В тени волосы Домино казались темно-каштановыми; а на солнце тут и там в прядях вспыхивал рыжий проблеск, точно следы когтей на дорогой мебели кленового дерева. Она носила их распущенными, средней длины, и волосы колыхались туда-сюда, наполовину закрывая то одну, то другую пухлую щеку. Нет, толстыми эти щеки не назвал бы никто, но под каждой вполне мог бы скрываться епископский мячик для гольфа – и еще парочка облаток для причастия в придачу. Ее груди и ягодицы тоже радовали округлостью, но Свиттерс этого не заметил. Он бы на Библии поклялся, что не заметил, – и точка. С какой стати ему это замечать? Перед ним – монахиня средних лет.
– Ну, привет, – весело промолвила она. – Вы, похоже, наконец пошли на поправку.
– Держу пари, только благодаря вам.
– Благодарите Господа, не меня.
– Как скажете. Возможно, так я и сделаю. Но я глубоко сомневаюсь, что какое бы то ни было всемогущее божество, достойное этого имени, просияет от счастья, если я вздумаю изливать свои чувства, или заворчит, если я воздержусь.
К вящему его изумлению, монахиня кивнула в знак согласия.
– Подозреваю, что вы правы.
– А вам не кажется, что глупость несусветная – верить, будто Господь, воплощенное совершенство и мудрость, может настолько раздуваться от мелкого человеческого тщеславия и ждать, чтобы мы пели ему дифирамбы при каждом удобном случае, а по воскресеньям так даже дважды?
Монахиня улыбнулась.
– Вы доехали на инвалидном кресле в самое сердце сирийской пустыни только для того, чтобы вести теологический спор, мистер?…

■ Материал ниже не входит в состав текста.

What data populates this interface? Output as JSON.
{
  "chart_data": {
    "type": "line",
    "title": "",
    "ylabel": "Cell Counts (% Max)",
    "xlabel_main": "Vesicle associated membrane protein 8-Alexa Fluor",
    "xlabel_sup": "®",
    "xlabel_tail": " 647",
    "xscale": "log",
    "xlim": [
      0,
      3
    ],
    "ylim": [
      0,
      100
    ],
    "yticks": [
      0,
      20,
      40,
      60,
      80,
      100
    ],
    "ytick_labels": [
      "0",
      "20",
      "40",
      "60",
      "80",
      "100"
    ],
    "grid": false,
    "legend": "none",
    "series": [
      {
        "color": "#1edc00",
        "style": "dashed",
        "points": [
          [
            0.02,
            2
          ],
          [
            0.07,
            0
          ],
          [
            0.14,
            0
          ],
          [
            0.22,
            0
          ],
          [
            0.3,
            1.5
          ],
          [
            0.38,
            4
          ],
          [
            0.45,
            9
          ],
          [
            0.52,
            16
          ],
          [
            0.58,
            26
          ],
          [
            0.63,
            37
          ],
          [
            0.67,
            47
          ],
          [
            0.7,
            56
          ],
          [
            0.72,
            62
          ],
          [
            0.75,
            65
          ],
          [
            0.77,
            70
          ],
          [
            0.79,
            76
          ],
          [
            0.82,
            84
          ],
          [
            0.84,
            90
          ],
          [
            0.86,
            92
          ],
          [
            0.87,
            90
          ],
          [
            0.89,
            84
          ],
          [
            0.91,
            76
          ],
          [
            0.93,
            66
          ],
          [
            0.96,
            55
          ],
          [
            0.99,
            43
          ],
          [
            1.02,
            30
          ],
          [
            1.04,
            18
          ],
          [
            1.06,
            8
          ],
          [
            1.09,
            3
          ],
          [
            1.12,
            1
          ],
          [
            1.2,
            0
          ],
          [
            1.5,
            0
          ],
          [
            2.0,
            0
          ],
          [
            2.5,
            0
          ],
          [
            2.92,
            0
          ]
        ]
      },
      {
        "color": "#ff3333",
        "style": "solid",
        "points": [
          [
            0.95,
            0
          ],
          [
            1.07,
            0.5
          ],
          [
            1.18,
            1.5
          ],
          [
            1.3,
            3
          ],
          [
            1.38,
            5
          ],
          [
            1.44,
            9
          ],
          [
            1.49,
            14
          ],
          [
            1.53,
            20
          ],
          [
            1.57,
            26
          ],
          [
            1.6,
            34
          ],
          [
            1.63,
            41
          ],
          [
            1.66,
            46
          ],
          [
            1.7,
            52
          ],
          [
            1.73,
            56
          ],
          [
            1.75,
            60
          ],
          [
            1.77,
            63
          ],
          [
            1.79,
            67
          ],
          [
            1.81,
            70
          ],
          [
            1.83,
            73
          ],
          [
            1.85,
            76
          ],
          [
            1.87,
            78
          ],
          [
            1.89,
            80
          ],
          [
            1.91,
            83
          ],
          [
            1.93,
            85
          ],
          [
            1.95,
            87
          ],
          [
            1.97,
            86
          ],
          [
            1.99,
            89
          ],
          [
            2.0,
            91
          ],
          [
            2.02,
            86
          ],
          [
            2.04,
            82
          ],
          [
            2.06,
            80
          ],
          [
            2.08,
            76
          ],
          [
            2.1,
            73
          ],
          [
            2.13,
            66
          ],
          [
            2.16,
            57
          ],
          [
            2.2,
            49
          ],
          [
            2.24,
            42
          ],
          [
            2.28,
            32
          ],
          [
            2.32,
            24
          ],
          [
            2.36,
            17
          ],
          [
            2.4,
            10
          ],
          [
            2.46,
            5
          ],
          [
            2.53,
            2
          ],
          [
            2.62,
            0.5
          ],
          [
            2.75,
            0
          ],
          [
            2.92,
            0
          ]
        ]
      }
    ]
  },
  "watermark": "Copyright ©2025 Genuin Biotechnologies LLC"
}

– Свиттерс, – откликнулся он, не присовокупляя своего обычного трепа. – И нет, конечно же, нет. Со всей определенностью нет.
Монахиня положила руку ему на лоб – мягко, но властно.
– Разумеется, нам необходимо выяснить, зачем – и как именно – вы сюда добрались, но мне бы не хотелось вас допрашивать до тех пор, пока вы не окрепнете, так что…
– О, спасибо, тысячу раз спасибо! Умоляю, не надо допросов! Я застрахован только от пожара и грабежа.
Если монахиня и уловила легкомысленную нотку, она предпочла не обратить на нее внимания.
– Вы должны совсем поправиться, чтобы мы могли отослать вас обратно. Лихорадка спала, – она убрала руку, и Свиттерс испытал что-то очень похожее на разочарование, – но вид у вас – la tete comme une pasteque, [170]как говорят у нас во Франции.
– А разве вы не американка?
– Нет-нет. Я – француженка. Француженка эльзасского происхождения, потому в монументальном галльском носе мне отказано.
– Но…
– Когда мне было четыре, мы переехали в Филадельфию: отцу поручили заведовать знаменитой коллекцией французской живописи в частном музее. Последующие двенадцать лет я прожила в США и здорово американизировалась, как это у детей водится, и хотя с тех пор в Америку не возвращалась, я прикладывала немало усилий, чтобы мой английский не деградировал – еще не хватало изъясняться как Жак Кусто, [171]описывающий «ошень красивий креатюры в глюбина окияна».
Монахиня расхохоталась, и, хотя смешок болью отозвался в животе, Свиттерс, неожиданно для себя самого, прыснул с нею вместе.
– Значит, вы – fille [172]из Филли. А зовут-то вас как?
Последовала пауза. Весьма долгая. В силу непонятной причины монахиня обдумывала вопрос со всех сторон, так, словно готового или определенного ответа у нее не было.